» Le rêve américain est mort », a proclamé Donald Trump lorsqu’il a annoncé sa candidature à la présidence des Etats-Unis. Les gens qui font une campagne électorale glorifient habituellement la nation qu’ils espèrent diriger. Mais ce revirement était juste un avant-goût de ce qui allait arriver, car il révélait une habileté déconcertante à tordre ce qui serait négatif pour quelqu’un d’autre dans un positif pour lui-même.
Au moment où il a remporté l’élection, Trump avait renversé une grande partie de ce que beaucoup de gens pensaient savoir sur les États-Unis. Dans son discours d’acceptation, il a de nouveau déclaré le rêve américain mort, mais a promis de le ranimer. On nous a dit que ce rêve de prospérité était menacé, à tel point qu’une plate-forme de « nationalisme économique » a porté la présidence.
Tout au long de la campagne, Trump a également promis de mettre l’Amérique en premier. C’était une phrase troublante. Des pièces sur l’histoire du slogan ont commencé à germer, expliquant que cela revenait à des efforts pour empêcher les États-Unis de sortir de la seconde guerre mondiale.
En fait, « L’Amérique d’abord » a une histoire beaucoup plus longue et sombre que celle-ci, profondément liée à l’héritage brutal de l’esclavage et du nationalisme blanc, à ses relations conflictuelles avec l’immigration, le nativisme et la xénophobie. Peu à peu, l’histoire complexe et souvent terrible que ce slogan représente a été perdue pour l’histoire dominante – mais maintenue vivante par les mouvements fascistes clandestins.
Il ne faut donc pas s’étonner que le Ku Klux Klan ait également adopté comme devise « L’Amérique d’abord ». En 1919, un dirigeant de Klan prononça un discours : « Je suis pour l’Amérique, la première, la dernière et tout le temps, et je ne veux aucun élément étranger nous disant quoi faire. » En janvier 1922, le Klan organisa un défilé à Alexandria, en Louisiane, portant deux croix rouges flamboyantes et des bannières avec des slogans dont « America First », «100% American» et «White Supremacy ».
En quelques mois, les Américains observaient la montée du fascisme en Europe, alors que Mussolini prenait le pouvoir à Rome. Expliquant « fascistes » aux lecteurs américains cette année-là, la presse a trouvé un exemple évident à portée de main. « Dans notre propre expression pittoresque, écrit le New York World, ils pourraient être connus sous le nom de Ku Klux Klan .» Il n’est pas nécessaire de considérer le Klan comme une organisation crypto-fasciste: leurs contemporains pouvaient voir instantanément la ressemblance, et le danger. En novembre 1922, un journal du Montana notait qu’en Italie le fascisme signifiait « l’Italie pour les Italiens ». Les fascistes dans ce pays l’appellent « l’Amérique d’abord ». « Il y a beaucoup de fascistes aux États-Unis, semble-t-il, mais ils sont toujours passés sous la bannière fière des «100% américains ».
En 1927, le Klan s’était répandu à travers le pays.
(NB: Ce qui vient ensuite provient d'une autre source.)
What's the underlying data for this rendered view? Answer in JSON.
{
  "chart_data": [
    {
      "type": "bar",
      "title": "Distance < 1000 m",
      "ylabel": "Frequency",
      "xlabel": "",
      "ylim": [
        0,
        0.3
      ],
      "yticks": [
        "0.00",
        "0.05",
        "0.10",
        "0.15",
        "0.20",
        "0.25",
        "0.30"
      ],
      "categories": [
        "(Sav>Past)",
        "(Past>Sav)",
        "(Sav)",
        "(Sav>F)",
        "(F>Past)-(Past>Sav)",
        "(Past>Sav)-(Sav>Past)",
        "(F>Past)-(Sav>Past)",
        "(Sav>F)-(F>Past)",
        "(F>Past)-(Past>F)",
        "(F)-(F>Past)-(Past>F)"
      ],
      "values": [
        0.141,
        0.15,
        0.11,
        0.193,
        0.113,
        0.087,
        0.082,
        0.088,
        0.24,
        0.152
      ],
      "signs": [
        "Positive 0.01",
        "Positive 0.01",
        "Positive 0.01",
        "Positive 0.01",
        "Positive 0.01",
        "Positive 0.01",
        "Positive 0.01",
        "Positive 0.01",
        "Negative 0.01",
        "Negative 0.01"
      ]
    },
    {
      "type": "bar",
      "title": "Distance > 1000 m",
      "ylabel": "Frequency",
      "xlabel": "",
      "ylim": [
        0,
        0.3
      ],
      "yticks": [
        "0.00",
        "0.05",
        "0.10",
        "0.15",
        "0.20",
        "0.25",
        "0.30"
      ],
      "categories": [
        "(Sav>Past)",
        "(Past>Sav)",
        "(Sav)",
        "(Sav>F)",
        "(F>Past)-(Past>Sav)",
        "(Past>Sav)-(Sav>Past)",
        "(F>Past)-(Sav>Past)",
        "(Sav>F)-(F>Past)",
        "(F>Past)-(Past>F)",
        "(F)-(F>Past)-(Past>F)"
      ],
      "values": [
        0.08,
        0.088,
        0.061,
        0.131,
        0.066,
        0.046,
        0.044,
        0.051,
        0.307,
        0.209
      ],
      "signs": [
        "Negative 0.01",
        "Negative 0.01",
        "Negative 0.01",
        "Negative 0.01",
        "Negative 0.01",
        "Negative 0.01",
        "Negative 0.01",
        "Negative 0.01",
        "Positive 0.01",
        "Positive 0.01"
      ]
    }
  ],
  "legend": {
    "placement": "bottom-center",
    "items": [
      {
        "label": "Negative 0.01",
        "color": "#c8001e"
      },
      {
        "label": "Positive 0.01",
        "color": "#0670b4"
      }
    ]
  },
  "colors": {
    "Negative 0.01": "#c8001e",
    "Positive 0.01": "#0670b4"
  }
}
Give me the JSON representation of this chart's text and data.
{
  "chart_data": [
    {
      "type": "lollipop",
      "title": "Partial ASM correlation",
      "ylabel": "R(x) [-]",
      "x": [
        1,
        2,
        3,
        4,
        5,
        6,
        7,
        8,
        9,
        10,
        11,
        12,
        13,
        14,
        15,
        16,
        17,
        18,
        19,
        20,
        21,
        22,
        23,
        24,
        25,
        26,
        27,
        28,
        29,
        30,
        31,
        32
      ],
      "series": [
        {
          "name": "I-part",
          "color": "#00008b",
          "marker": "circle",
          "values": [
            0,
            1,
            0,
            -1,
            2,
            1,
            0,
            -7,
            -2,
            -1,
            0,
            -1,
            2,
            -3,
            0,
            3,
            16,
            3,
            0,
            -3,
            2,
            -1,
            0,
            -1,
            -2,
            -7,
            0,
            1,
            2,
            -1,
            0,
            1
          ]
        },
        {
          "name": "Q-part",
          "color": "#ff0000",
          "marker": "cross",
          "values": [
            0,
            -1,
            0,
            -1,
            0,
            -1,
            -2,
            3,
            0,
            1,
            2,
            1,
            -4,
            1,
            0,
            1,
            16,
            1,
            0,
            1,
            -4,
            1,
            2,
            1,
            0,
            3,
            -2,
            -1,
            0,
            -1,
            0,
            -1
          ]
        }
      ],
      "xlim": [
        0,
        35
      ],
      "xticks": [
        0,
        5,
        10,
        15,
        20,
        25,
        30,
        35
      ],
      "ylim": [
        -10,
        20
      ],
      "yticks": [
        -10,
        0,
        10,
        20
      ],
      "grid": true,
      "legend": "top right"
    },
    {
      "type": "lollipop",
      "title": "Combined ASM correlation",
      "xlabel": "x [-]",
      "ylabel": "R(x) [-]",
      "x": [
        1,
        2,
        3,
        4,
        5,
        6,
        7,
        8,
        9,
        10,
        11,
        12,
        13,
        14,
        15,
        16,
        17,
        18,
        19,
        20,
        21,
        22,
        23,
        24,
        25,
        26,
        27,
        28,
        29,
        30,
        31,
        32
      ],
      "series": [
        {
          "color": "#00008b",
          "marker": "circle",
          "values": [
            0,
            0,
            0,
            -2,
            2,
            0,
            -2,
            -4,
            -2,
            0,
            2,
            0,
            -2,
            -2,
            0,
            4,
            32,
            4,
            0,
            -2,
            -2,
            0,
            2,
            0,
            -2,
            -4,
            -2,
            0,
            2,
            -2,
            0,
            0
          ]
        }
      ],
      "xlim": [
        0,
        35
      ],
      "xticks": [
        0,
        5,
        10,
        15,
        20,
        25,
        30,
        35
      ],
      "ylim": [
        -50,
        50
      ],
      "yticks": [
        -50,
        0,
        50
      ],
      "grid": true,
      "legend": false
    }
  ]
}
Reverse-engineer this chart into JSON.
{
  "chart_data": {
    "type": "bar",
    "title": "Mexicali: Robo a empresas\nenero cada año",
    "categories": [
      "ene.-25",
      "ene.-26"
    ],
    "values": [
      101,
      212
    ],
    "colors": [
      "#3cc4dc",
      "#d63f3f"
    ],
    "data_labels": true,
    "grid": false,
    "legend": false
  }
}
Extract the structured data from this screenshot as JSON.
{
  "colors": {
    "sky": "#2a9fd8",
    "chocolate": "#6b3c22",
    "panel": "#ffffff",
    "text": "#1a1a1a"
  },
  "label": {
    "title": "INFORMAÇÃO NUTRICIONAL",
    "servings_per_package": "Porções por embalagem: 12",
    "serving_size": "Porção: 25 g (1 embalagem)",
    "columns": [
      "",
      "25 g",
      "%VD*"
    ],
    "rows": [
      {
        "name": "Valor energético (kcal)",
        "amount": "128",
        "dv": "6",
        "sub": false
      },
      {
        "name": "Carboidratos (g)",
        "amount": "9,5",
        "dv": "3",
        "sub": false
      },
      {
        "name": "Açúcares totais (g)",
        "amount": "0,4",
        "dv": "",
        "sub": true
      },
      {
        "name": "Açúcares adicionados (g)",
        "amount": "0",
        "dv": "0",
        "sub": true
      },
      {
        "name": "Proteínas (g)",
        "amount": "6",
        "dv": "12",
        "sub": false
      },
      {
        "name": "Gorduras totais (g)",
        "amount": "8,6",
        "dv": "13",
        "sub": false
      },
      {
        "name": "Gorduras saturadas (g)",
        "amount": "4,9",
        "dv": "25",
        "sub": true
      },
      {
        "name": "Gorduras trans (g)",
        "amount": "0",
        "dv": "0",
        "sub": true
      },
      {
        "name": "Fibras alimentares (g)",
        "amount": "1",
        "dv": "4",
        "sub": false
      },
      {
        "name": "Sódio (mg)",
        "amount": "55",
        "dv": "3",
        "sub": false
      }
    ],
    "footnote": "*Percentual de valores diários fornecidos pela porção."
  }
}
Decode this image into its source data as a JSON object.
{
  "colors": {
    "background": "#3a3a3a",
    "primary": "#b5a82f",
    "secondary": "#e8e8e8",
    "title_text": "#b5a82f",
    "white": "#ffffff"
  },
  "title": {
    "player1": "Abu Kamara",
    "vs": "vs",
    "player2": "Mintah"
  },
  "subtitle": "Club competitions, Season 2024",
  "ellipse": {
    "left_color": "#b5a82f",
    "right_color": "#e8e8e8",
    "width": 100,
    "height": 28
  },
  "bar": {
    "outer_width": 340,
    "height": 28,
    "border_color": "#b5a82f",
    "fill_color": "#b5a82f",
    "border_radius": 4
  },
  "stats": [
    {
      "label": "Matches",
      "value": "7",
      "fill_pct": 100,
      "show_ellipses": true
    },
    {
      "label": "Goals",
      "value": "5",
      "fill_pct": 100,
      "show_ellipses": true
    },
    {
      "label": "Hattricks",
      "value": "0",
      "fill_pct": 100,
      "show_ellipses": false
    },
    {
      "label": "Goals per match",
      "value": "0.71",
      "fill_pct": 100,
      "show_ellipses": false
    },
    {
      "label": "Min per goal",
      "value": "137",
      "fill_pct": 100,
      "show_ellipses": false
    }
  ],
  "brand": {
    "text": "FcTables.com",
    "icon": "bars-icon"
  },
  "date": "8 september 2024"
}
En mai, environ 1 000 hommes d’affaires se sont rassemblés pour défiler lors du Jour du Souvenir à New York, beaucoup en robe blanche et en capuche, accompagnés de 400 membres de leur organisation féminine, la Klavana. Certains des 20 000 spectateurs se sont opposés à la présence du Klan dans un défilé civique; des bagarres ont éclaté et cela s’est transformé en émeute.
En septembre 1935, un mois après avoir annoncé qu’il se présenterait à la présidence, le sénateur Long de Louisiane fut assassiné. Appelé « le premier dictateur de l’Amérique », Long avait inquiété de nombreux observateurs avec son mélange de populisme et d’autoritarisme. Après sa mort, un écrivain a appelé Long comme « la vallée du Mississippi inspirée de Il Duce ». Malgré l’assurance de nombreux Américains que le racisme ne pouvait pas arriver là-bas, l’ascension de Long au pouvoir avait montré à quel point elle pouvait.
Sarah Churchwel vient de publier “America: A History of America First et American Dream”.